Susan Weisselberg felt like Tinker Bell, she said, when she checked out the fly loft of the under-construction Co-op High’s magnificent theater. That’s fortunate: She can use some magic financial dust for the new school’s completion.
It turns out the school system needs another $1 million for the construction of the arts high’s new home on College Street.
Weisselberg, who oversees the school system’s $1.5 billion rebuilding program, made the comment during a Tuesday afternoon tour of the school’s 350-seat theater, its intimate black box theater, dance studios, dressing rooms, individual rehearsal spaces, music and film production facilities to die for — just three months before the scheduled January 2009 opening of the interdistrict magnet school.
When it opens, Cooperative Arts and Humanities High will be the 28th renovated or newly built school in the $1.5 billion citywide effort. Six more are in various stages of construction, four or five in the planning.
Deisgned by architect Cesar Pelli and built by Giordano Construction, the new Co-op will cost $69 million in all. As with almost all the city’s new schools, the bill is largely footed by the state, with only $3 million of that to be paid for by the city. So far, that is.
For the balance of the costs required to put the grace notes on the building, potentially up to $1 million, the Board of Ed will be looking to the city.
A resolution to that effect was passed at the board’s Administration and Finance Committee Monday. It is set to go before the Citywide School Construction Committee next week, then to the Board of Aldermen.
The request for the money comes at a time of layoffs and program cuts in the both the school and overall city government budgets. The $1 million for Co-op would come from the schools’ capital budget, not its operating budget.
What happened?
“This is a magnificent facility for the kids and it will also be a tremendous community resource,” Weisselberg said. “But it’s also the most technically complex site, with equipment no other schools have. Plus, it’s on a tiny site, which caused complications, and there were other glitches too. The city has approved $69 million. We’re going to try to keep what’s left to be done under a million.”
Local business people and alders past and present, such as Bitsie Clark and Shirley Ellis West, were dazzled by the facilities at Tuesday’s tour. They saw the spirit-lifting dance studio, where kids at the barre – ballet, that is, not liquor — will be visible to passersby below on George and College.
Organizations such as the Arts Council and the International Festival of Arts and Ideas have already begun inquiring about the performance spaces, said school arts director Keith Cunningham. “They’ll have to wait for about six months,” he said, “as we see how the building works, but then, absolutely.”

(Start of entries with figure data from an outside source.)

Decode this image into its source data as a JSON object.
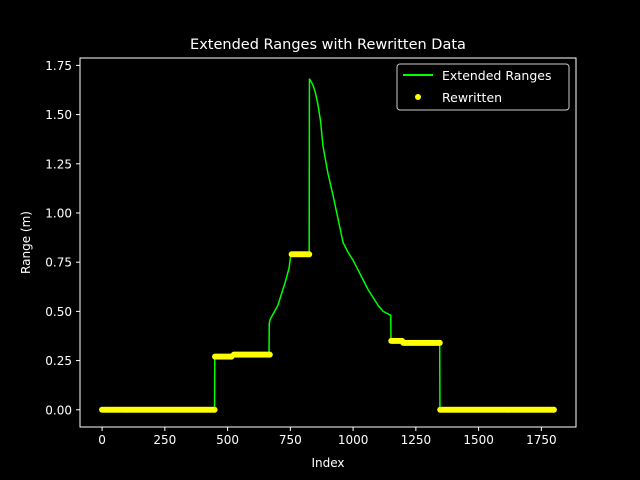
{
  "chart_data": {
    "type": "line",
    "title": "Extended Ranges with Rewritten Data",
    "xlabel": "Index",
    "ylabel": "Range (m)",
    "xlim": [
      -88,
      1888
    ],
    "ylim": [
      -0.0875,
      1.7875
    ],
    "xticks": [
      0,
      250,
      500,
      750,
      1000,
      1250,
      1500,
      1750
    ],
    "yticks": [
      0.0,
      0.25,
      0.5,
      0.75,
      1.0,
      1.25,
      1.5,
      1.75
    ],
    "xtick_labels": [
      "0",
      "250",
      "500",
      "750",
      "1000",
      "1250",
      "1500",
      "1750"
    ],
    "ytick_labels": [
      "0.00",
      "0.25",
      "0.50",
      "0.75",
      "1.00",
      "1.25",
      "1.50",
      "1.75"
    ],
    "grid": false,
    "legend": {
      "position": "top-right",
      "entries": [
        "Extended Ranges",
        "Rewritten"
      ]
    },
    "colors": {
      "background": "#000000",
      "line": "#00ff00",
      "points": "#ffff00",
      "text": "#ffffff"
    },
    "series": [
      {
        "name": "Extended Ranges",
        "kind": "line",
        "x": [
          0,
          448,
          449,
          450,
          500,
          540,
          600,
          665,
          666,
          670,
          700,
          730,
          745,
          748,
          752,
          760,
          800,
          825,
          826,
          827,
          840,
          850,
          860,
          870,
          880,
          890,
          900,
          920,
          940,
          960,
          980,
          990,
          1000,
          1020,
          1040,
          1060,
          1080,
          1100,
          1120,
          1150,
          1151,
          1152,
          1200,
          1250,
          1300,
          1345,
          1346,
          1350,
          1500,
          1800
        ],
        "y": [
          0,
          0,
          0.27,
          0.27,
          0.27,
          0.28,
          0.28,
          0.28,
          0.44,
          0.46,
          0.53,
          0.65,
          0.72,
          0.75,
          0.79,
          0.79,
          0.79,
          0.79,
          1.68,
          1.68,
          1.65,
          1.61,
          1.55,
          1.47,
          1.34,
          1.27,
          1.2,
          1.09,
          0.97,
          0.85,
          0.8,
          0.78,
          0.76,
          0.71,
          0.66,
          0.61,
          0.57,
          0.53,
          0.5,
          0.48,
          0.35,
          0.35,
          0.35,
          0.34,
          0.34,
          0.34,
          0,
          0,
          0,
          0
        ]
      },
      {
        "name": "Rewritten",
        "kind": "scatter",
        "segments": [
          {
            "x": [
              0,
              448
            ],
            "y": 0.0
          },
          {
            "x": [
              450,
              515
            ],
            "y": 0.27
          },
          {
            "x": [
              525,
              668
            ],
            "y": 0.28
          },
          {
            "x": [
              755,
              825
            ],
            "y": 0.79
          },
          {
            "x": [
              1152,
              1195
            ],
            "y": 0.35
          },
          {
            "x": [
              1200,
              1345
            ],
            "y": 0.34
          },
          {
            "x": [
              1347,
              1800
            ],
            "y": 0.0
          }
        ]
      }
    ]
  }
}
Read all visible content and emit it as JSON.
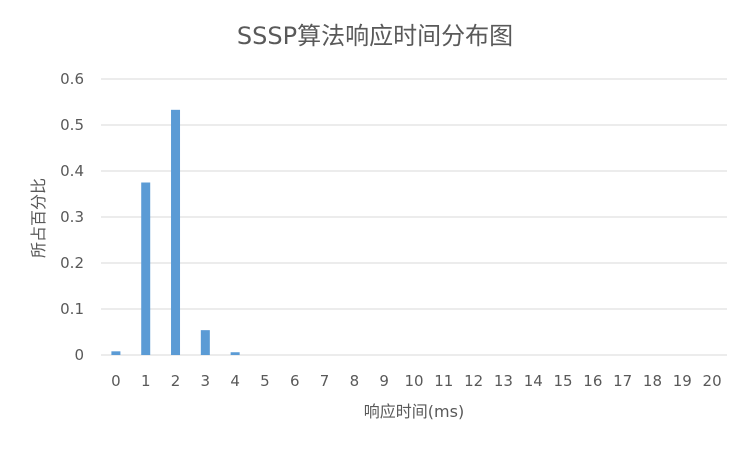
{
  "chart_data": {
    "type": "bar",
    "title": "SSSP算法响应时间分布图",
    "xlabel": "响应时间(ms)",
    "ylabel": "所占百分比",
    "categories": [
      "0",
      "1",
      "2",
      "3",
      "4",
      "5",
      "6",
      "7",
      "8",
      "9",
      "10",
      "11",
      "12",
      "13",
      "14",
      "15",
      "16",
      "17",
      "18",
      "19",
      "20"
    ],
    "values": [
      0.008,
      0.375,
      0.533,
      0.054,
      0.006,
      0,
      0,
      0,
      0,
      0,
      0,
      0,
      0,
      0,
      0,
      0,
      0,
      0,
      0,
      0,
      0
    ],
    "ylim": [
      0,
      0.6
    ],
    "yticks": [
      "0",
      "0.1",
      "0.2",
      "0.3",
      "0.4",
      "0.5",
      "0.6"
    ],
    "ytick_values": [
      0,
      0.1,
      0.2,
      0.3,
      0.4,
      0.5,
      0.6
    ],
    "grid": true,
    "legend": "none",
    "bar_color": "#5b9bd5"
  }
}
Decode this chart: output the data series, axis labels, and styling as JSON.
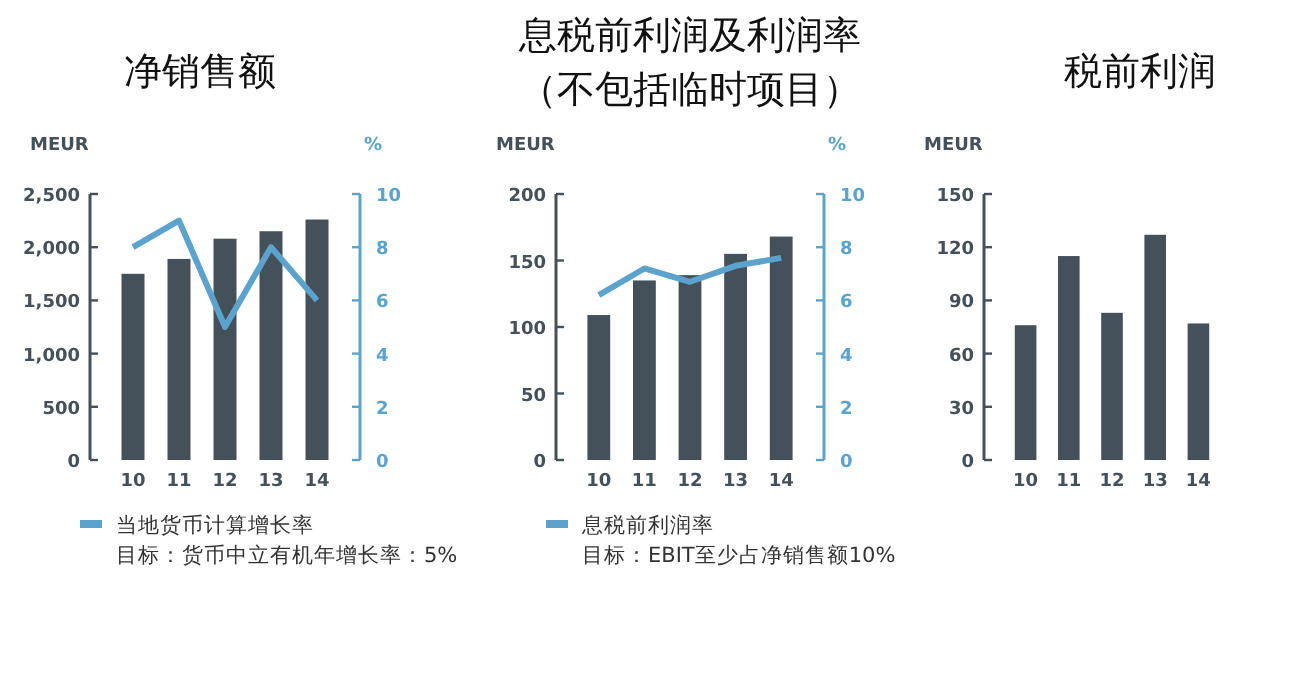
{
  "chart_data": [
    {
      "type": "bar",
      "title": "净销售额",
      "ylabel": "MEUR",
      "y2label": "%",
      "categories": [
        "10",
        "11",
        "12",
        "13",
        "14"
      ],
      "series": [
        {
          "color": "#44505a",
          "values": [
            1750,
            1890,
            2080,
            2150,
            2260
          ]
        },
        {
          "type": "line",
          "axis": "y2",
          "name": "当地货币计算增长率",
          "color": "#5ba3cc",
          "values": [
            8,
            9,
            5,
            8,
            6
          ]
        }
      ],
      "ylim": [
        0,
        2500
      ],
      "yticks": [
        0,
        500,
        {
          "value": 1000,
          "label": "1,000"
        },
        {
          "value": 1500,
          "label": "1,500"
        },
        {
          "value": 2000,
          "label": "2,000"
        },
        {
          "value": 2500,
          "label": "2,500"
        }
      ],
      "y2lim": [
        0,
        10
      ],
      "y2ticks": [
        0,
        2,
        4,
        6,
        8,
        10
      ],
      "legend": "bottom",
      "annotations": [
        "目标：货币中立有机年增长率：5%"
      ]
    },
    {
      "type": "bar",
      "title": "息税前利润及利润率（不包括临时项目）",
      "ylabel": "MEUR",
      "y2label": "%",
      "categories": [
        "10",
        "11",
        "12",
        "13",
        "14"
      ],
      "series": [
        {
          "color": "#44505a",
          "values": [
            109,
            135,
            139,
            155,
            168
          ]
        },
        {
          "type": "line",
          "axis": "y2",
          "name": "息税前利润率",
          "color": "#5ba3cc",
          "values": [
            6.2,
            7.2,
            6.7,
            7.3,
            7.6
          ]
        }
      ],
      "ylim": [
        0,
        200
      ],
      "yticks": [
        0,
        50,
        100,
        150,
        200
      ],
      "y2lim": [
        0,
        10
      ],
      "y2ticks": [
        0,
        2,
        4,
        6,
        8,
        10
      ],
      "legend": "bottom",
      "annotations": [
        "目标：EBIT至少占净销售额10%"
      ]
    },
    {
      "type": "bar",
      "title": "税前利润",
      "ylabel": "MEUR",
      "categories": [
        "10",
        "11",
        "12",
        "13",
        "14"
      ],
      "series": [
        {
          "color": "#44505a",
          "values": [
            76,
            115,
            83,
            127,
            77
          ]
        }
      ],
      "ylim": [
        0,
        150
      ],
      "yticks": [
        0,
        30,
        60,
        90,
        120,
        150
      ]
    }
  ]
}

Officials had originally explored, and rejected, other sites for the school. One was at Chapel and Howe, which outraged the community because of the local stores that would have been displaced. Another was at Audubon and State, rejected for being too far away from the Yale drama, art gallery, and other schools whose professionals will be a big part of the school’s rich curriculum. Ground was broken on the current, smaller site in 2004.
“The tight site has meant, for example,” Weisselberg said, “that steel used in the construction has had a very difficult time to offload. Things like that have been part of the unexpected additional costs.”
On a day when the city announced that 35 people would be laid off, including five BOE employees, to balance the budget, city Chief Administrative Officer Rob Smuts declined to comment on the additional funds being requested.
However, Bitsie Clark had an idea when she heard the additional amount to be requested
“Whoa,” was her first reaction. “But look around. I’m the only alder person here. I think Sue ought to bring the whole Board of Aldermen down here to see this magnificent place. That’ll help.”
Another revenue source, however modest, might be the 3,000 square feet of commercial space on on its College Street side, which the school is looking to rent out to local merchants. Evelyn Cooperstock, of Cooper’s Dress Shop, was intrigued. “If there were parking, I might consider,” she said. She’s leaving town, though, pushed out of a location for the second time in 47 years by a city redevelopment project. All the storefronts in the complex across the streets are being razed to make way for College Square, a now-stalled project that originally was going to consist of condos, then a hotel (now, who knows?). Cooperstock has to be out by November.
“At first I didn’t like the idea of the school,” she said, “but I do now. Imagine all the girls who might come across the street to buy their prom dresses!”
She’ll be moving to the Boston Post Road, however. Even if she rented one of the spaces, there would not be sufficient parking, she said. The school’s staff will be parking in the commercial garages that in effect surround the new school.
Weisselberg said she is proud of the design of the school internally. As for the parking, she said,“We rejected ideas to build parking lots because that would take additional land off the tax rolls, something we did not want to do.”
Of the 450 kids to move into the school in 2009, 65 percent are from New Haven, 35 percent from surrounding towns. Almost all will be bussed; they will be dropped off on a small alley, dubbed “Co-op Way,” between Crown and George, so the drop-offs will not adversely affect local businesses. Eventually the school will have 650 young artists.
Weisselberg (pictured with proud construction manager Tom Smith) was asked to assess her chances when the $1 million request arrives, as it must, before the Board of Aldermen. She paused, looked up at the fly loft, then delivered her line: “I’m optimistic.”